Drei Tage Zypern. Drei Tage voller neuer Begegnungen und Erkenntnisse. 16 Journalistinnen und Journalisten aus unterschiedlichsten Ländern. Ein Thema: „Rewriting the Story: Tackling Media Gender Stereotypes in Political and Public Life” (#ReWritingTheStoryEU)
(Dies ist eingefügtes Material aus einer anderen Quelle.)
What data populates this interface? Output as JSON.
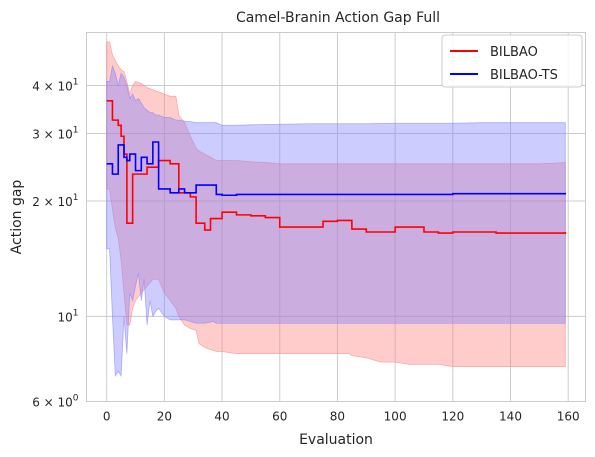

Organisiert von der IFJ und durchgeführt von Marie Palmer, PHD in Media Sciences, Research Associate, Center for media pluralism and Freedom am European University Institute.

Train the Trainer – #RewritingTheStoryEU

Kein Workshop, sondern ein Train the Trainer Kurs. Und zwar mit dem Ziel, zunächst unser eigenes Verständnis und Bewusstsein für genderstereotype Ausdrücke und Herangehensweisen  bei der Darstellung von Politikerinnen in den Medien weiter zu schärfen und uns darüber hinaus unserer eigenen Verhaltensweisen diesbezüglich im Berufsalltag klar zu werden. Am Ende jedoch sollten wir alle in der Lage sein, unser Wissen an die Kolleginnen und Kollegen weiterzugeben.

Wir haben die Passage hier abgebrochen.